Je m'étonne, répliqua Innocent III dans une nouvelle lettre au doge (août 1213), qu'avec la grâce et la sagesse divine qui sont en toi et le sens avisé des conseillers qui t'entourent, tu exiges de nous la confirmation de l'élection du curé de Saint-Paul. Tu sais bien pourtant que la question du patriarcat de Constantinople se débat devant notre tribunal et qu'il nous est impossible de la résoudre avant que nos juges ne soient pleinement éclairés et sur la conduite des divers groupes, d'électeurs et, sur la valeur des élus. Quant à tes autres requêtes, notamment à l'affaire de Zara, nous sommes prêts à exaucer ton désir.
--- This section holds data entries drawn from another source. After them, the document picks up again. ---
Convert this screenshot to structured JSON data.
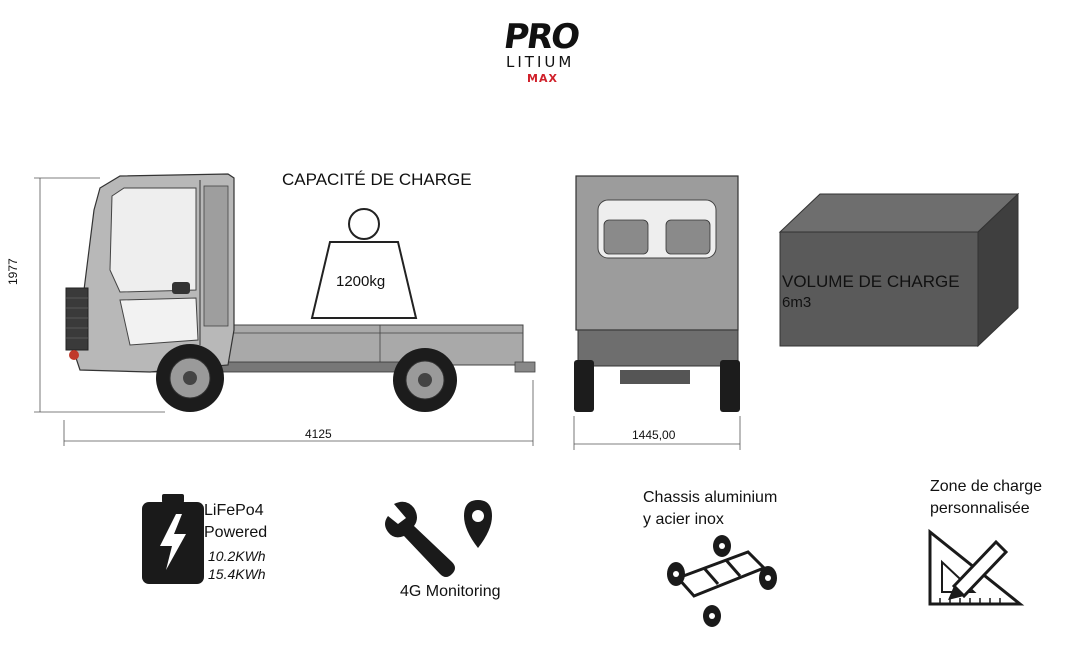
{
  "logo": {
    "brand": "PRO",
    "line2": "LITIUM",
    "line3": "MAX",
    "accent_color": "#d0202a"
  },
  "side_view": {
    "height_dim": "1977",
    "length_dim": "4125",
    "capacity_title": "CAPACITÉ DE CHARGE",
    "weight_label": "1200kg"
  },
  "rear_view": {
    "width_dim": "1445,00"
  },
  "cargo_volume": {
    "label": "VOLUME DE CHARGE",
    "value": "6m3",
    "box_color": "#555555"
  },
  "features": {
    "battery": {
      "icon": "battery-charging-icon",
      "line1": "LiFePo4",
      "line2": "Powered",
      "spec1": "10.2KWh",
      "spec2": "15.4KWh"
    },
    "monitoring": {
      "icon": "wrench-location-icon",
      "label": "4G Monitoring"
    },
    "chassis": {
      "icon": "chassis-icon",
      "line1": "Chassis aluminium",
      "line2": "y acier inox"
    },
    "cargo_zone": {
      "icon": "set-square-pencil-icon",
      "line1": "Zone de charge",
      "line2": "personnalisée"
    }
  }
}
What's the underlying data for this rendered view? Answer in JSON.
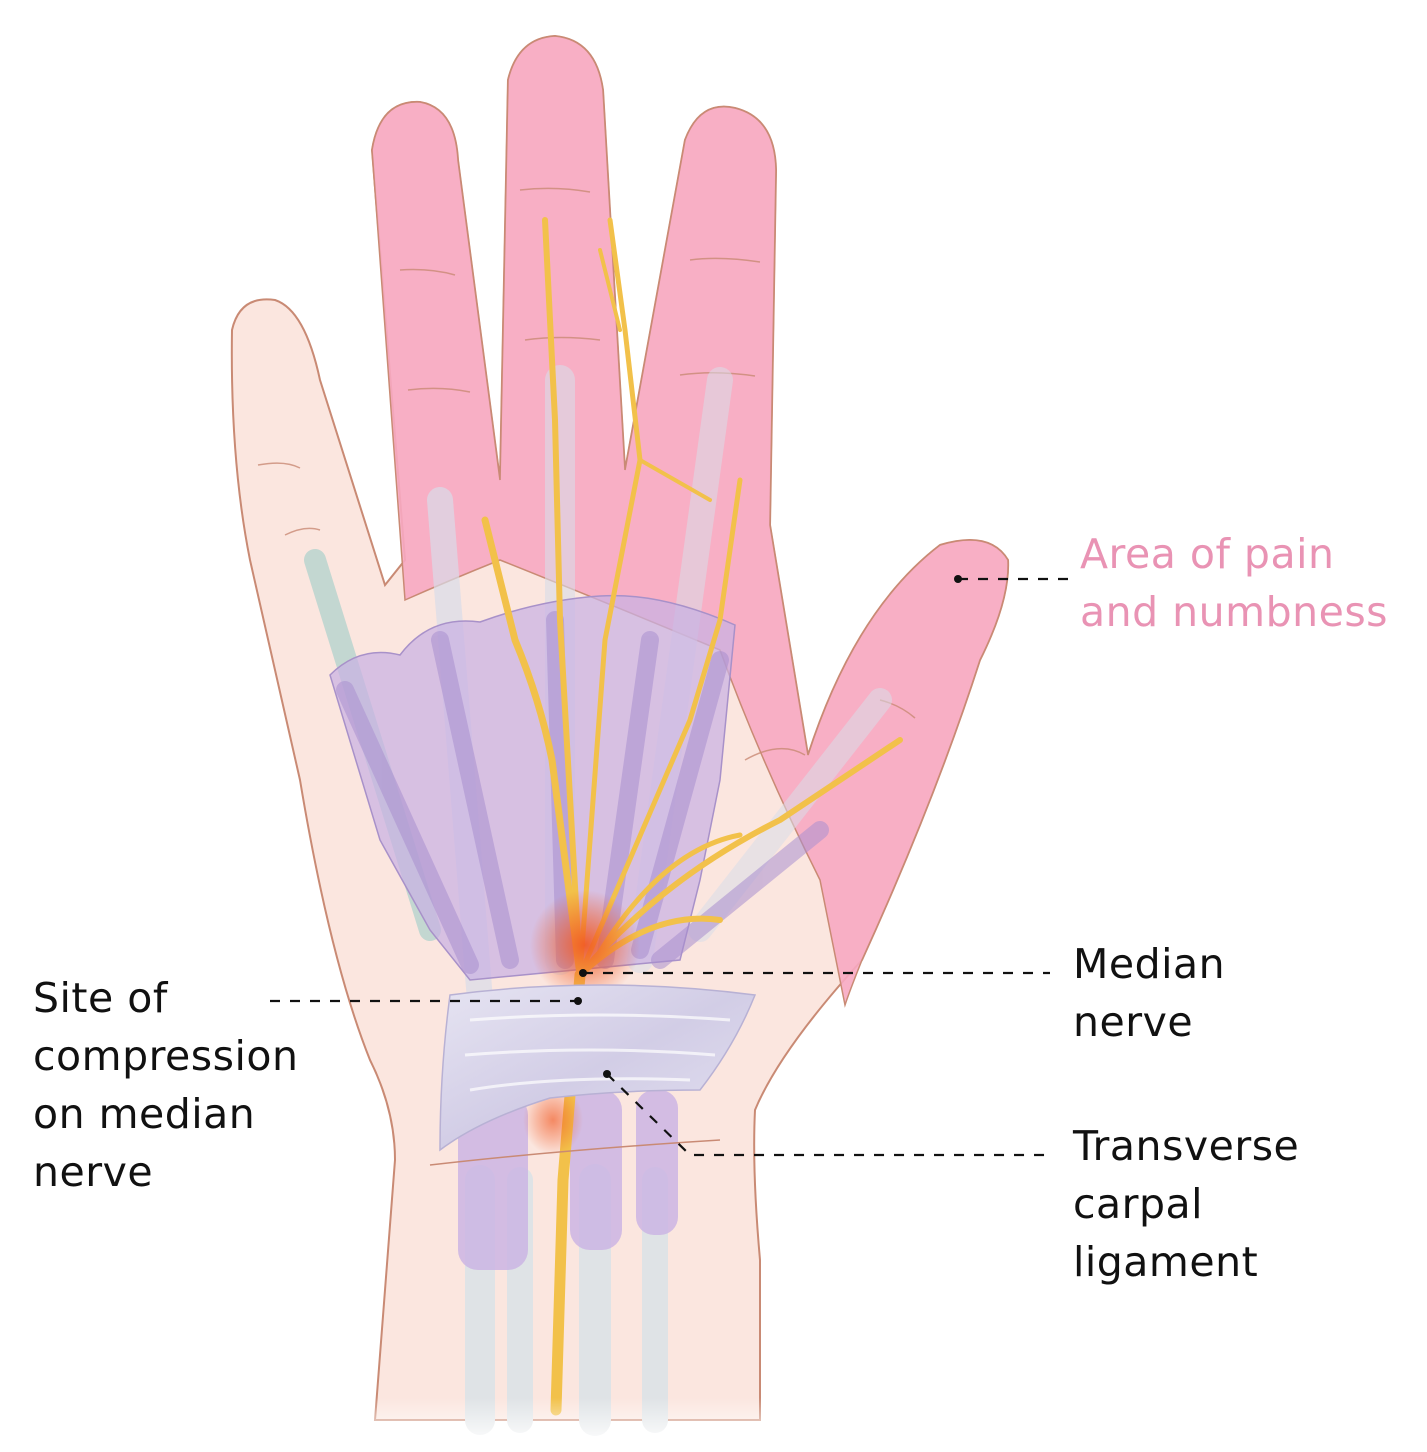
{
  "colors": {
    "pain_label": "#e993b4",
    "label_text": "#111111",
    "skin": "#fbe6df",
    "pain_area": "#f7a9c2",
    "tendon_sheath": "#c9b2e3",
    "nerve": "#f2c14a",
    "compression": "#f15a24",
    "ligament": "#d9d6ea",
    "tendon": "#dfe3e6",
    "outline": "#c98a74"
  },
  "labels": {
    "pain": {
      "line1": "Area of pain",
      "line2": "and numbness"
    },
    "median": {
      "line1": "Median",
      "line2": "nerve"
    },
    "ligament": {
      "line1": "Transverse",
      "line2": "carpal",
      "line3": "ligament"
    },
    "site": {
      "line1": "Site of",
      "line2": "compression",
      "line3": "on median",
      "line4": "nerve"
    }
  }
}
Deux nonces apostoliques ont l'ordre de recevoir de toi et de ton peuple la promesse assermentée que vous vous soumettrez à nos exigences pour la réparation de l'attentat de Zara. Dès que vous aurez prêté ce serment, l'archevêque aura son pallium.

Comment se termina ce marchandage ? Tout porte à croire que le pape et les Vénitiens s'obstinèrent, celui-là ne voulant faire aucune concession tant que la question de Zara ne serait pas réglée, ceux-ci estimant que, pour un attentat aussi ancien, ils étaient couverts par la prescription. L'hostilité des deux puissances persista, et quand vint enfin l'heure de résoudre l'éternelle affaire du patriarcat de Constantinople, ce ne fut pas, nous le savons, au curé de Saint-Paul, au Vénitien, que la fonction fut dévolue.
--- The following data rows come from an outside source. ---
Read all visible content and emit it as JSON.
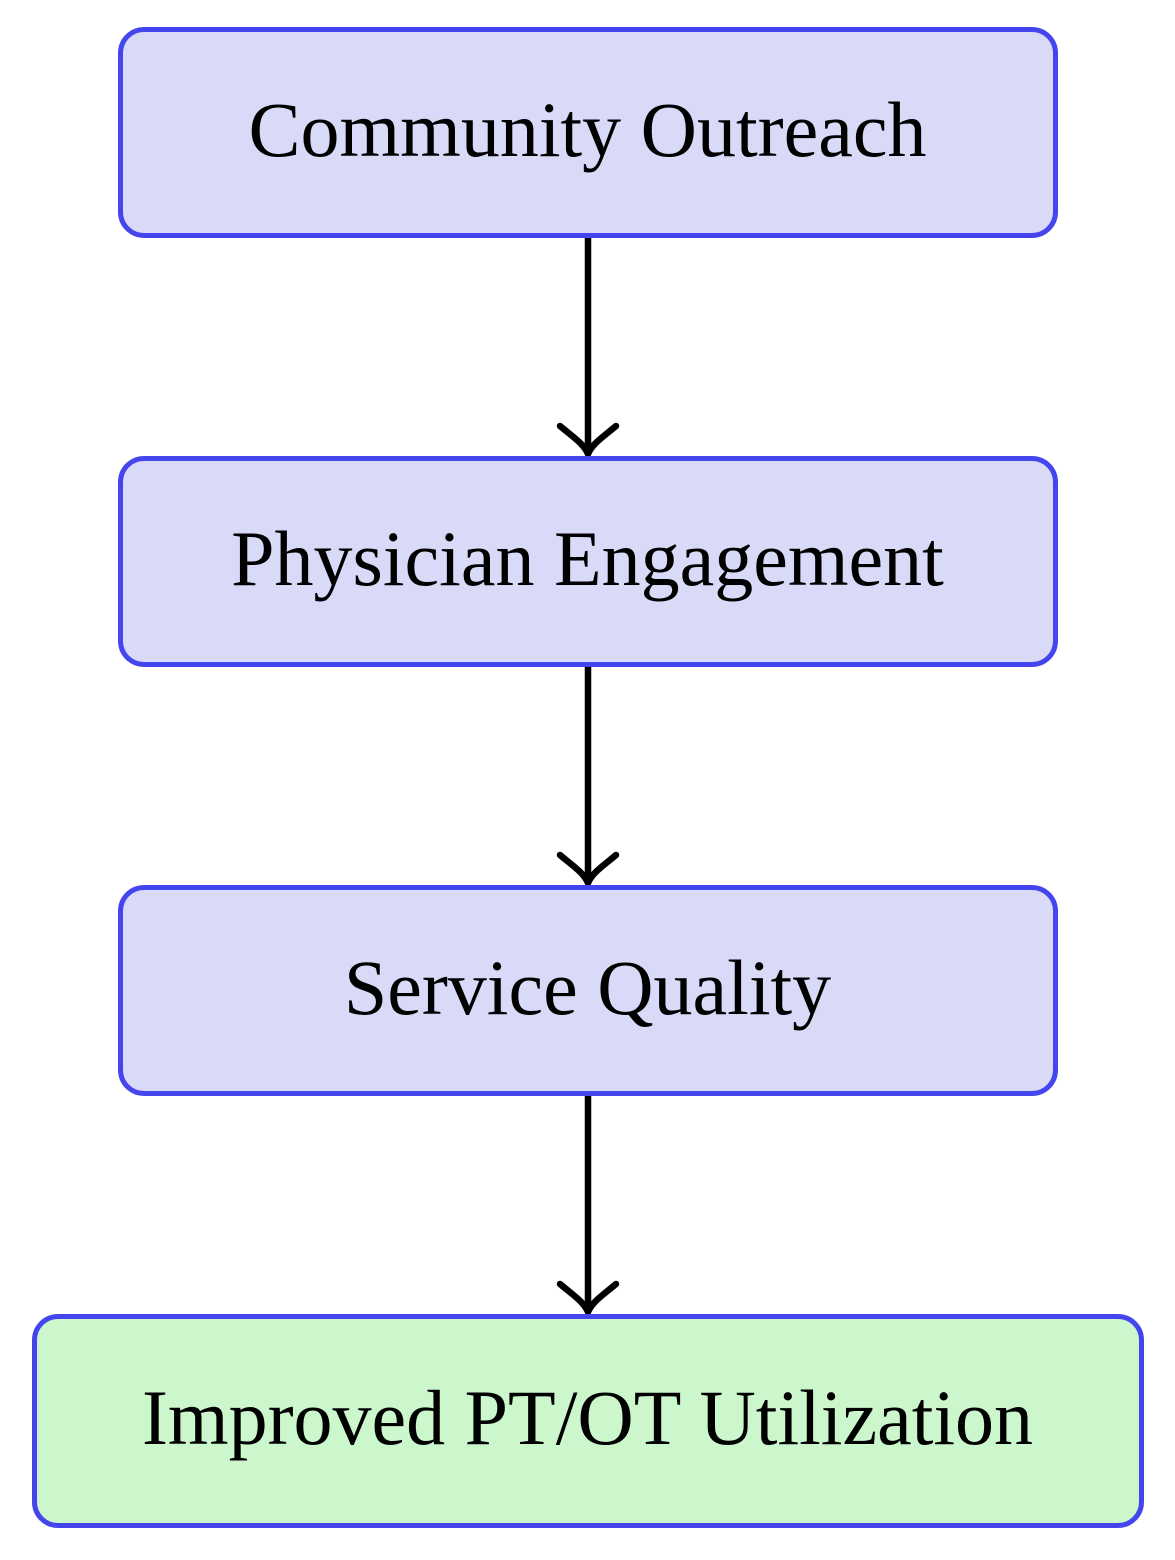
{
  "diagram": {
    "type": "flowchart",
    "direction": "top-down",
    "background_color": "#ffffff",
    "node_border_color": "#4545ee",
    "node_fill_default": "#d9d9f8",
    "node_fill_final": "#ccf6cc",
    "arrow_color": "#000000",
    "text_color": "#000000",
    "nodes": [
      {
        "id": "community-outreach",
        "label": "Community Outreach",
        "fill": "#d9d9f8"
      },
      {
        "id": "physician-engagement",
        "label": "Physician Engagement",
        "fill": "#d9d9f8"
      },
      {
        "id": "service-quality",
        "label": "Service Quality",
        "fill": "#d9d9f8"
      },
      {
        "id": "improved-pt-ot-utilization",
        "label": "Improved PT/OT Utilization",
        "fill": "#ccf6cc"
      }
    ],
    "edges": [
      {
        "from": "community-outreach",
        "to": "physician-engagement"
      },
      {
        "from": "physician-engagement",
        "to": "service-quality"
      },
      {
        "from": "service-quality",
        "to": "improved-pt-ot-utilization"
      }
    ]
  }
}
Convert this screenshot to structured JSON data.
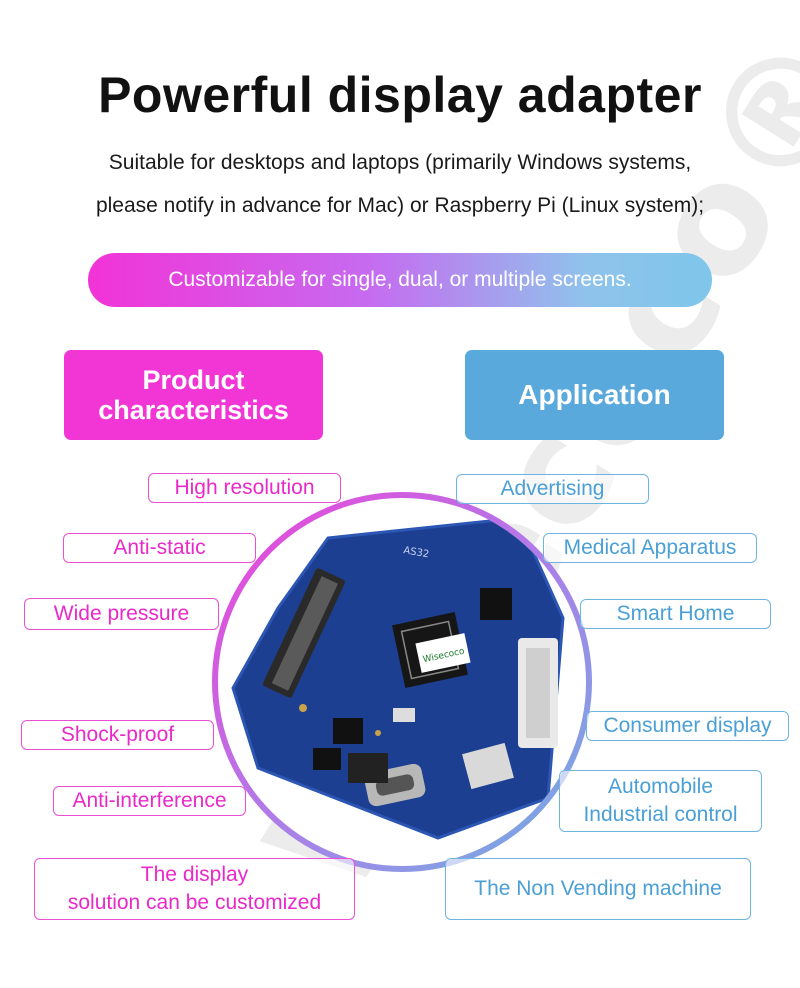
{
  "title": "Powerful display adapter",
  "subtitle_line1": "Suitable for desktops and laptops (primarily Windows systems,",
  "subtitle_line2": "please notify in advance for Mac) or Raspberry Pi (Linux system);",
  "banner": "Customizable for single, dual, or multiple screens.",
  "product_heading_line1": "Product",
  "product_heading_line2": "characteristics",
  "application_heading": "Application",
  "features": [
    "High resolution",
    "Anti-static",
    "Wide pressure",
    "Shock-proof",
    "Anti-interference",
    "The display",
    "solution can be customized"
  ],
  "applications": [
    "Advertising",
    "Medical Apparatus",
    "Smart Home",
    "Consumer display",
    "Automobile",
    "Industrial control",
    "The Non Vending machine"
  ],
  "board": {
    "chip_brand": "Wisecoco",
    "silk_code": "AS32"
  },
  "colors": {
    "pink": "#f236d6",
    "blue": "#5aa9dc",
    "board": "#1d3f92"
  }
}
L'élément latin du nouvel empire ne donnait décidément pas à la papauté les satisfactions matérielles et morales qu'elle eût été en droit d'attendre. De ce côté, qu'il s'agît du patriarche, des évêques ou des nobles, de l'Empereur ou des Vénitiens, les obstacles et les difficultés avaient surgi sans nombre, les concours et les dévouements semblaient trop souvent faire défaut. Que serait-ce quand Innocent III, abordant l'autre partie de sa tâche, s'attaquerait au monde des vaincus, de ces Grecs qu'il fallait faire entrer, par la persuasion ou par la force, dans l'unité du catholicisme romain ?

 

 

 



[1] Voir le chapitre IV.

[2] Milites vestri, stipendiarii Ecclesie romane.
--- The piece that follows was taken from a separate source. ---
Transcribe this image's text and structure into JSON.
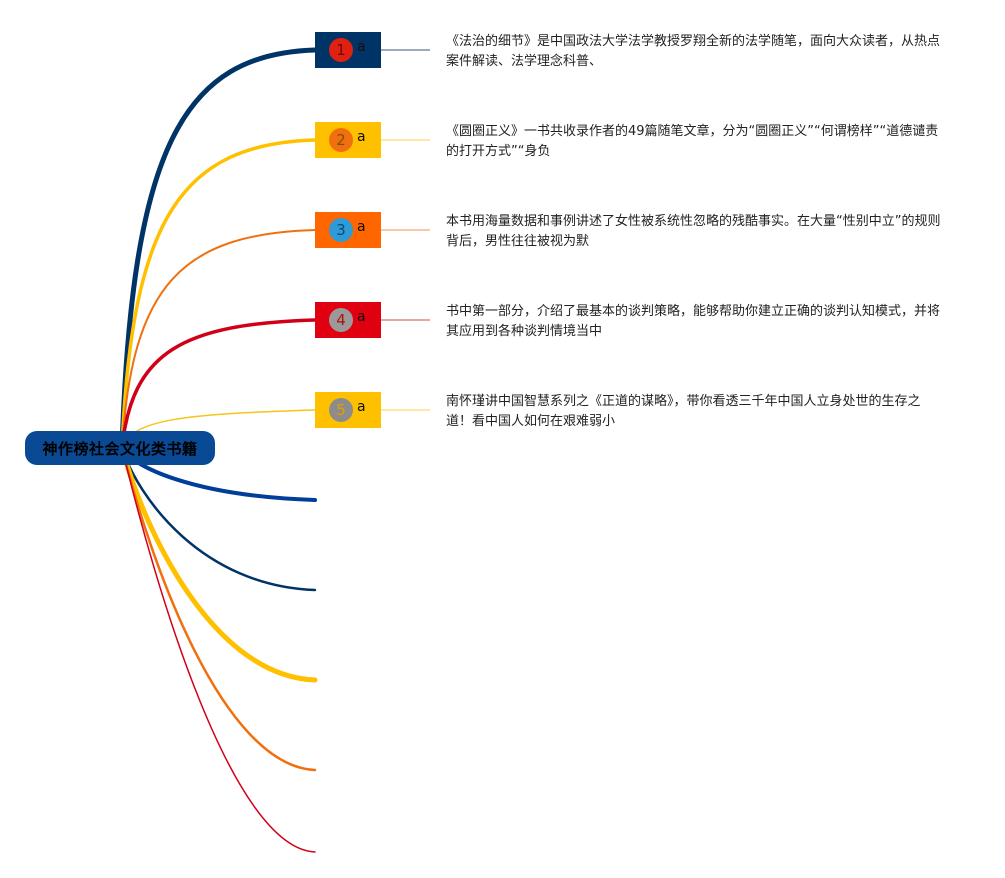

[3] Cette lettre a été récemment découverte et publiée (1902) par le professeur Karl Hampe, de l'Université d'Heidelberg.

[4] Nihil enim possumus sine vobis.

[5] On le connait par une lettre d'Innocent III, du 31 octobre 1210, adressée à l'archevêque de Larissa.

[6] Nullam inter laicos et clericos differentiam facientes.

[7] Une tradition recueillie par l'historien André Dandolo et par la chronique russe de Novogorod vent que le doge Henri ait été victime, trente ans avant la prise de Constantinople, de son énergie et de son dévouement à Venise. Envoyé comme ambassadeur auprès de l'empereur grec, Manuel, il aurait, en tenant tête au Byzantin, excité sa colère, au point que dans le palais même, sur un ordre impérial, on lui aurait brûlé les yeux. Mais d'autres témoignages s'accordent mal avec cette tradition. Notre chroniqueur Villehardouin attribue simplement la cécité de Dandolo à une blessure à la tête. L'historien grec Nikétas n'en parle pas. Enfin si les historiens avaient lu avec une attention suffisante la chronique d'André Dandolo, ils auraient relevé deux passages qui impliquent que le héros de la quatrième croisade n'était pas complètement aveugle : visu debilis, visu aliqualiter obtenebratus. Il y voyait donc très mal, mais un peu, et ceci est nécessaire pour expliquer la part extrêmement active qu'il a prise à tontes les opérations militaires des croisés.